まぁ、1%くらいは、彼の健康の為でもあるのでしょうが。
そんな時、不意にメガネ君が言いました。
「僕らじゃ無理でも、彼女になら説得が可能なんじゃないですか?」
その指さした先には内木さんがいて、機嫌良さそうにパソコンで作業をしていました。
「いや、でも、なんて彼女に言うんですか?」
と、それを聞いて僕は疑問の声を上げたのですが、その時にはもうサヤカさんは内木さんの所に向っていました。そして、
「あのね、内木さん。実はかくかくしかじかってな訳なのよ。なんとかならないものなのかしら?」
と、あっさりと事情を彼女に説明してしまいます。
……ど直球に後輩君が彼女を好きだってバラしやがったよ、この女。
すると内木さんは「ええ? そんな面白い事になっていたんですか? 教えてくれてどうもありがとうございます!」と、目を輝かせてそう言いました。
「今、“面白い事”って言いましたよね、彼女」
と僕は指摘しましたが、サヤカさんはスルーです。
そして、
「任せてください! わたしが言って、先輩達の後輩、わたしから見れば先輩の、あのやや過剰にふくよかな人のダイエットを見事に成功させてみせます!」
と、内木さんは力強く続けるのです。サヤカさんはそれを受けると、親指を突き上げるグーのポーズ。続けて、
「いやぁ、言ってみるものね。あっさり解決しそうだわ」
なんて嬉しそうに言いました。
ただしかしそれを聞いて僕は、一抹の不安というか、違和感というか、期待というか、そんなものを感じていたのですが。

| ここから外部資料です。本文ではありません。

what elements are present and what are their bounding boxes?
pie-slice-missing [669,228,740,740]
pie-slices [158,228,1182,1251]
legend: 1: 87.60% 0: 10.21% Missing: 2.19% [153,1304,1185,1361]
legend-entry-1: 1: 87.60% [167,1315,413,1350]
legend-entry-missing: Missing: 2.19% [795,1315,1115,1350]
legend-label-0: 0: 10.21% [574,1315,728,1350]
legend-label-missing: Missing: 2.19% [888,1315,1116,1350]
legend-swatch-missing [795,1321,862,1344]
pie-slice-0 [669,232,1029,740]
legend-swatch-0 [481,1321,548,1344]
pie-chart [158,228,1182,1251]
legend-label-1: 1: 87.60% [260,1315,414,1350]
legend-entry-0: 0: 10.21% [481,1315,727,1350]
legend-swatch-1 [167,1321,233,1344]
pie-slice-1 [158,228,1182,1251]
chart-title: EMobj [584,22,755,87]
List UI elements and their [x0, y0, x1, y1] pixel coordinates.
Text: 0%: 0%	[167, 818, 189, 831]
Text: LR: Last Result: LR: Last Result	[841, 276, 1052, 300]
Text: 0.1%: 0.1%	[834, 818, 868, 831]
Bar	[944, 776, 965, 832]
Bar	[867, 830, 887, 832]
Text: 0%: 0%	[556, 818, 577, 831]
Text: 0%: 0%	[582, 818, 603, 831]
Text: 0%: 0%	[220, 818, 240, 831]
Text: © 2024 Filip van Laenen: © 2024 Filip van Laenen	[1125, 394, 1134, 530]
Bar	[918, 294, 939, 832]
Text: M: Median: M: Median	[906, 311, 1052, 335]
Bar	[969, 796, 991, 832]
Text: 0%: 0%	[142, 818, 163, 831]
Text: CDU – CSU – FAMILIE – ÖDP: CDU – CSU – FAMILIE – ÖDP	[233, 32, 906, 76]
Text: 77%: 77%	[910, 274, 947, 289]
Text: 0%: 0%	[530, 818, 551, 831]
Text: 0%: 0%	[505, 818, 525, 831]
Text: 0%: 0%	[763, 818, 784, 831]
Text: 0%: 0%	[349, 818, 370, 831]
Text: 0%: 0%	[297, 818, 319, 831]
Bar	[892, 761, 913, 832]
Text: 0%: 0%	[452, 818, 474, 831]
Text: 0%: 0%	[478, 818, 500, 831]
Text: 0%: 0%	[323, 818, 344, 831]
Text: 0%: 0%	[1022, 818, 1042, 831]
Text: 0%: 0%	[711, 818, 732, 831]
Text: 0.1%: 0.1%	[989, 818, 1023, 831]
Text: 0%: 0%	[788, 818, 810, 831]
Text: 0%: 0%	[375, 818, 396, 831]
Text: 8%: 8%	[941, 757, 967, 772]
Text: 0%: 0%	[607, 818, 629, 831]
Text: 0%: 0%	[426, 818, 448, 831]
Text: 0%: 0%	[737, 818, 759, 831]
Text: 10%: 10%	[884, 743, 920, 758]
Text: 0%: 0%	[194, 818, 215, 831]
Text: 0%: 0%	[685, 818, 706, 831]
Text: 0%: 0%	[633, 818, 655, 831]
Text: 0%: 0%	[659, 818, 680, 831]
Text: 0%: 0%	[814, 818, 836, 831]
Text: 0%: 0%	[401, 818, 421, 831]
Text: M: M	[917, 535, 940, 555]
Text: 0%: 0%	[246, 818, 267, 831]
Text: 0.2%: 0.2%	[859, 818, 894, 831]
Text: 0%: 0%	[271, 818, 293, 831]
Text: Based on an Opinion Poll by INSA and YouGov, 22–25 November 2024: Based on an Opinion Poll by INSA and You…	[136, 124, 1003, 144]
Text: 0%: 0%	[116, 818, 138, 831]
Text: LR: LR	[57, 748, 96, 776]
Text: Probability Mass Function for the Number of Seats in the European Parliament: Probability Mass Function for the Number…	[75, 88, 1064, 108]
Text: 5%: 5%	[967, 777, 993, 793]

……それから数日が経ちました。なんと、驚いた事に後輩君のダイエットは見事に成功したのです。ちょっと意外な程に痩せてしまった感じです。一体、彼に何をどう言ったのかと不思議に思って内木さんに尋ねてみると、彼女はニコニコとこう返しました。
「簡単ですよ! デブは嫌いって思いっきりふってやったんです!」
それを聞くと、嬉しそうにサヤカさんは手を打ちます。
「なるほど。ふられたショックであいつは痩せたって訳ね! 内木さんの男を見る目があるって分かって安心したし、後輩君はダイエットに成功するし、一石二鳥じゃないの!」
そして、そんな事を言いました。
……健康の為に痩せさせようとしていて、不健康になったんじゃ本末転倒ですし、そもそも時間が経ったら彼は元に戻ってしまう気もしましたが、まぁ“めでたしめでたし”って感じになっているので、僕は何も言わないでおくことにしました。